Einige der mehr als ein Dutzend Reiter trugen hocherhoben blackende Fackeln in den Händen. Gleich hinter dem Auetor holten die Söldner mit den Armen weit aus und schleuderten die brennenden Wurfgeschosse über die Köpfe.
Pfeifendes Zischen!
Hart, klopfende Aufschläge!
Die tückischen Brandfackeln hatten ihr Ziel erreicht.
Auf das Dach eines kleinen Hauses waren die brennenden Kienspäne im hohen Bogen geflogen. Sofort züngelten blaugelbe Flämmchen empor, fraßen sich durch das Holz, wurden zu roten Flammenzungen, die sich gierig des morschen Gebälks bemächtigten. Die sich rasch knisternd ausbreitenden Flammen fanden in dem trockenen Holz der Verschalung reichliche Nahrung.
Lichterloh prasselte eine Flammensäule aus Valentin-Müllers-Haus in die Höhe.
Fahlroter Lichterschein zuckte über die Gesichter der Brandstifter, die Triumphgeheul ausstoßend weiter jagten.
Dann zerriss ein Schrei den Morgen: „Feuer! … Feuer! … Feuer! …“, dass das aufgeregte Bimmeln der Feuerglocken vom Nicolaiplatz unterstrich.
Überstürzt verließ die versammelte Gemeinde das Gotteshaus zu St. Johannis.
Da wälzte sich von der Judenstraße her schon eine gewaltige Rauchmasse nach dem Marktplatz zu.
Ohne nur eine Minute zu verlieren, eilten die Ellricher herbei, Alt und Jung, Groß und Klein, um sofort den Kampf gegen die Flammen aufzunehmen. Im Nu bildete sich eine Menschenkette, die trotz allen Unbill versuchte, gegen den Feuerteufel anzugehen. Eimer bis zum Rand mit Wasser gefüllt wanderten von Hand zu Hand. Bei jedem Schwapp Wasser, der im Feuer verschwand, stieg eine weiße Dampfwolke empor. Die Flammen zuckten zurück, wurden kleiner und erloschen.
Im selben Moment schlugen an zwei weiteren Stellen der Stadt die gelbrötlichen Flammen aus den Dächern. Ein Windstoß ließ die Glut des Feuers höher lodern, das immer schneller um sich griff. Durch den starken Westwind angetrieben, tobte es wie eine Furie durch die Straßen der Stadt.
Hier waren die Brandstifter erneut am Werk gewesen.
Ein Inferno aus hohen, gierig leckenden Feuerzungen sprang von Haus zu Haus und vollführte einen bizarren Tanz. Feuersäulen schossen hoch, sanken zusammen, züngelten gierig nach Nahrung und lohten dann wieder gelbrot auf.
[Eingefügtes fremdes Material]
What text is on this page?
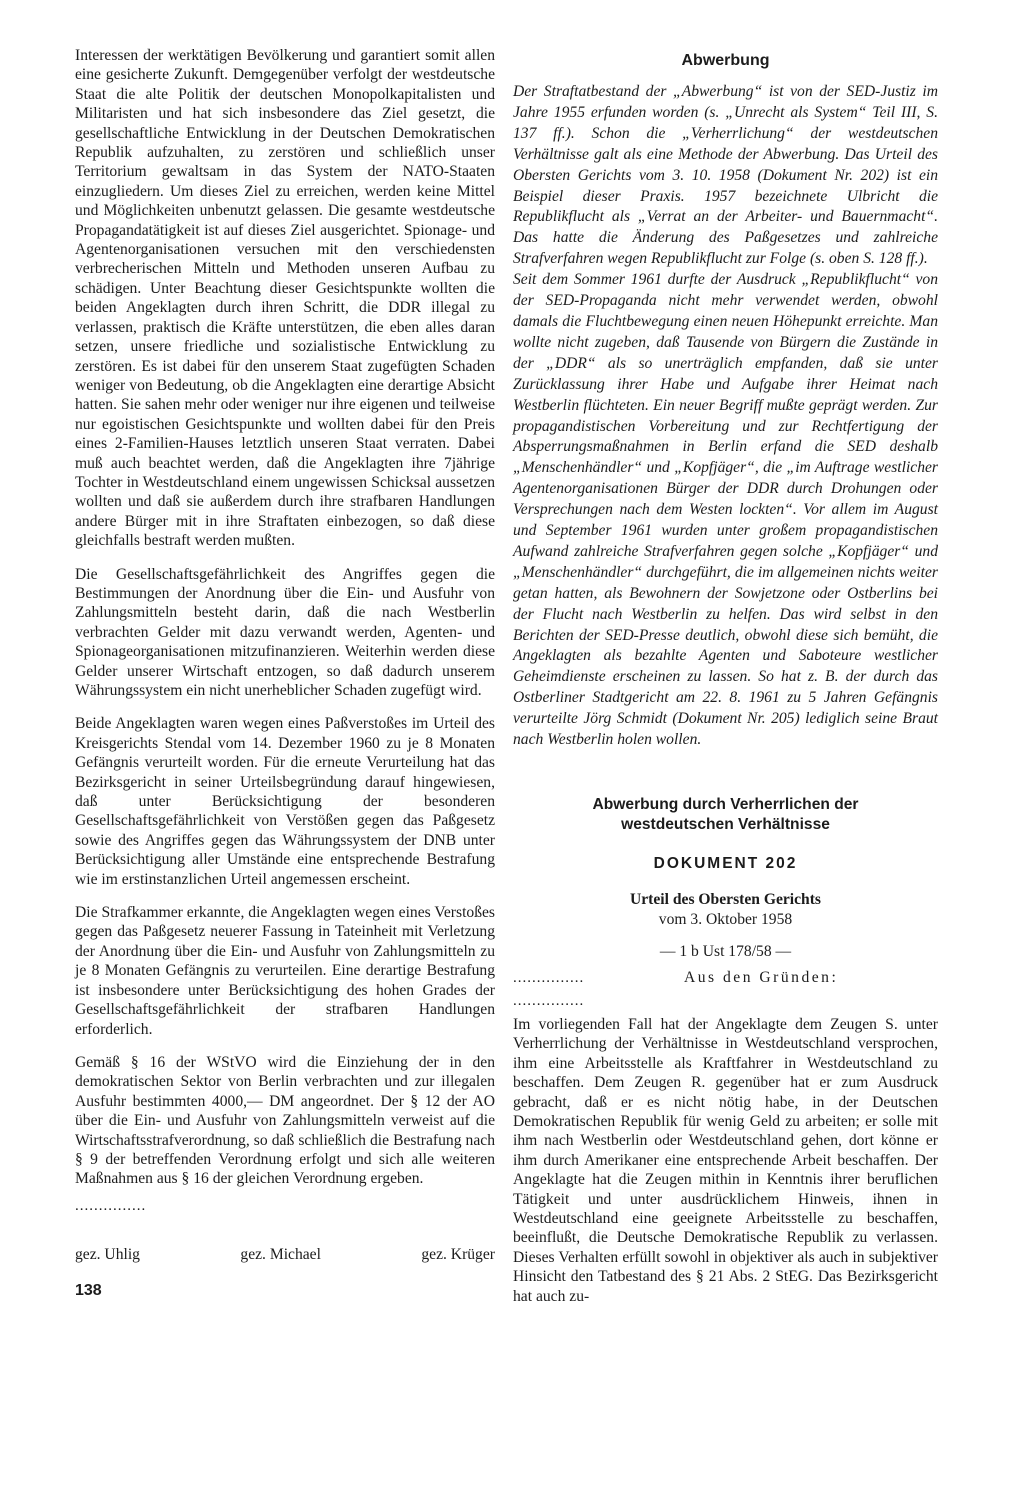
Interessen der werktätigen Bevölkerung und garantiert somit allen eine gesicherte Zukunft. Demgegenüber verfolgt der westdeutsche Staat die alte Politik der deutschen Monopolkapitalisten und Militaristen und hat sich insbesondere das Ziel gesetzt, die gesellschaftliche Entwicklung in der Deutschen Demokratischen Republik aufzuhalten, zu zerstören und schließlich unser Territorium gewaltsam in das System der NATO-Staaten einzugliedern. Um dieses Ziel zu erreichen, werden keine Mittel und Möglichkeiten unbenutzt gelassen. Die gesamte westdeutsche Propagandatätigkeit ist auf dieses Ziel ausgerichtet. Spionage- und Agentenorganisationen versuchen mit den verschiedensten verbrecherischen Mitteln und Methoden unseren Aufbau zu schädigen. Unter Beachtung dieser Gesichtspunkte wollten die beiden Angeklagten durch ihren Schritt, die DDR illegal zu verlassen, praktisch die Kräfte unterstützen, die eben alles daran setzen, unsere friedliche und sozialistische Entwicklung zu zerstören. Es ist dabei für den unserem Staat zugefügten Schaden weniger von Bedeutung, ob die Angeklagten eine derartige Absicht hatten. Sie sahen mehr oder weniger nur ihre eigenen und teilweise nur egoistischen Gesichtspunkte und wollten dabei für den Preis eines 2-Familien-Hauses letztlich unseren Staat verraten. Dabei muß auch beachtet werden, daß die Angeklagten ihre 7jährige Tochter in Westdeutschland einem ungewissen Schicksal aussetzen wollten und daß sie außerdem durch ihre strafbaren Handlungen andere Bürger mit in ihre Straftaten einbezogen, so daß diese gleichfalls bestraft werden mußten.

Die Gesellschaftsgefährlichkeit des Angriffes gegen die Bestimmungen der Anordnung über die Ein- und Ausfuhr von Zahlungsmitteln besteht darin, daß die nach Westberlin verbrachten Gelder mit dazu verwandt werden, Agenten- und Spionageorganisationen mitzufinanzieren. Weiterhin werden diese Gelder unserer Wirtschaft entzogen, so daß dadurch unserem Währungssystem ein nicht unerheblicher Schaden zugefügt wird.

Beide Angeklagten waren wegen eines Paßverstoßes im Urteil des Kreisgerichts Stendal vom 14. Dezember 1960 zu je 8 Monaten Gefängnis verurteilt worden. Für die erneute Verurteilung hat das Bezirksgericht in seiner Urteilsbegründung darauf hingewiesen, daß unter Berücksichtigung der besonderen Gesellschaftsgefährlichkeit von Verstößen gegen das Paßgesetz sowie des Angriffes gegen das Währungssystem der DNB unter Berücksichtigung aller Umstände eine entsprechende Bestrafung wie im erstinstanzlichen Urteil angemessen erscheint.

Die Strafkammer erkannte, die Angeklagten wegen eines Verstoßes gegen das Paßgesetz neuerer Fassung in Tateinheit mit Verletzung der Anordnung über die Ein- und Ausfuhr von Zahlungsmitteln zu je 8 Monaten Gefängnis zu verurteilen. Eine derartige Bestrafung ist insbesondere unter Berücksichtigung des hohen Grades der Gesellschaftsgefährlichkeit der strafbaren Handlungen erforderlich.

Gemäß § 16 der WStVO wird die Einziehung der in den demokratischen Sektor von Berlin verbrachten und zur illegalen Ausfuhr bestimmten 4000,— DM angeordnet. Der § 12 der AO über die Ein- und Ausfuhr von Zahlungsmitteln verweist auf die Wirtschaftsstrafverordnung, so daß schließlich die Bestrafung nach § 9 der betreffenden Verordnung erfolgt und sich alle weiteren Maßnahmen aus § 16 der gleichen Verordnung ergeben.

...............

gez. Uhlig	gez. Michael	gez. Krüger
138
Abwerbung

Der Straftatbestand der „Abwerbung“ ist von der SED-Justiz im Jahre 1955 erfunden worden (s. „Unrecht als System“ Teil III, S. 137 ff.). Schon die „Verherrlichung“ der westdeutschen Verhältnisse galt als eine Methode der Abwerbung. Das Urteil des Obersten Gerichts vom 3. 10. 1958 (Dokument Nr. 202) ist ein Beispiel dieser Praxis. 1957 bezeichnete Ulbricht die Republikflucht als „Verrat an der Arbeiter- und Bauernmacht“. Das hatte die Änderung des Paßgesetzes und zahlreiche Strafverfahren wegen Republikflucht zur Folge (s. oben S. 128 ff.).

Seit dem Sommer 1961 durfte der Ausdruck „Republikflucht“ von der SED-Propaganda nicht mehr verwendet werden, obwohl damals die Fluchtbewegung einen neuen Höhepunkt erreichte. Man wollte nicht zugeben, daß Tausende von Bürgern die Zustände in der „DDR“ als so unerträglich empfanden, daß sie unter Zurücklassung ihrer Habe und Aufgabe ihrer Heimat nach Westberlin flüchteten. Ein neuer Begriff mußte geprägt werden. Zur propagandistischen Vorbereitung und zur Rechtfertigung der Absperrungsmaßnahmen in Berlin erfand die SED deshalb „Menschenhändler“ und „Kopfjäger“, die „im Auftrage westlicher Agentenorganisationen Bürger der DDR durch Drohungen oder Versprechungen nach dem Westen lockten“. Vor allem im August und September 1961 wurden unter großem propagandistischen Aufwand zahlreiche Strafverfahren gegen solche „Kopfjäger“ und „Menschenhändler“ durchgeführt, die im allgemeinen nichts weiter getan hatten, als Bewohnern der Sowjetzone oder Ostberlins bei der Flucht nach Westberlin zu helfen. Das wird selbst in den Berichten der SED-Presse deutlich, obwohl diese sich bemüht, die Angeklagten als bezahlte Agenten und Saboteure westlicher Geheimdienste erscheinen zu lassen. So hat z. B. der durch das Ostberliner Stadtgericht am 22. 8. 1961 zu 5 Jahren Gefängnis verurteilte Jörg Schmidt (Dokument Nr. 205) lediglich seine Braut nach Westberlin holen wollen.

Abwerbung durch Verherrlichen der
westdeutschen Verhältnisse
DOKUMENT 202
Urteil des Obersten Gerichts
vom 3. Oktober 1958
— 1 b Ust 178/58 —
...............	Aus den Gründen:

...............

Im vorliegenden Fall hat der Angeklagte dem Zeugen S. unter Verherrlichung der Verhältnisse in Westdeutschland versprochen, ihm eine Arbeitsstelle als Kraftfahrer in Westdeutschland zu beschaffen. Dem Zeugen R. gegenüber hat er zum Ausdruck gebracht, daß er es nicht nötig habe, in der Deutschen Demokratischen Republik für wenig Geld zu arbeiten; er solle mit ihm nach Westberlin oder Westdeutschland gehen, dort könne er ihm durch Amerikaner eine entsprechende Arbeit beschaffen. Der Angeklagte hat die Zeugen mithin in Kenntnis ihrer beruflichen Tätigkeit und unter ausdrücklichem Hinweis, ihnen in Westdeutschland eine geeignete Arbeitsstelle zu beschaffen, beeinflußt, die Deutsche Demokratische Republik zu verlassen. Dieses Verhalten erfüllt sowohl in objektiver als auch in subjektiver Hinsicht den Tatbestand des § 21 Abs. 2 StEG. Das Bezirksgericht hat auch zu-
Aus den Bränden entwickelte sich eine gewaltige Feuerwalze, die vom Westwind in den Ort weitergetragen, sich schnell ausbreitete. Die mit Holzschindeln gedeckten Fachwerkhäuser boten dem Flammenmeer eine leicht entzündliche Nahrung.
Dichter, immer dichter werdende Schwaden beißenden Qualmes zogen durch die Straßen und Gassen. Hustend stolperten die Menschen vorwärts, rangen nach frischer Luft und wischten sich immer wieder mit zitternden Händen über die schweiß- und rußverschmierten Gesichter.
Und bald stand fast das ganze Städtlein in Flammen und an ein Retten war kaum zu denken. Schauerlich schön wie Fackeln brannten die Türme der St. Johanniskirche.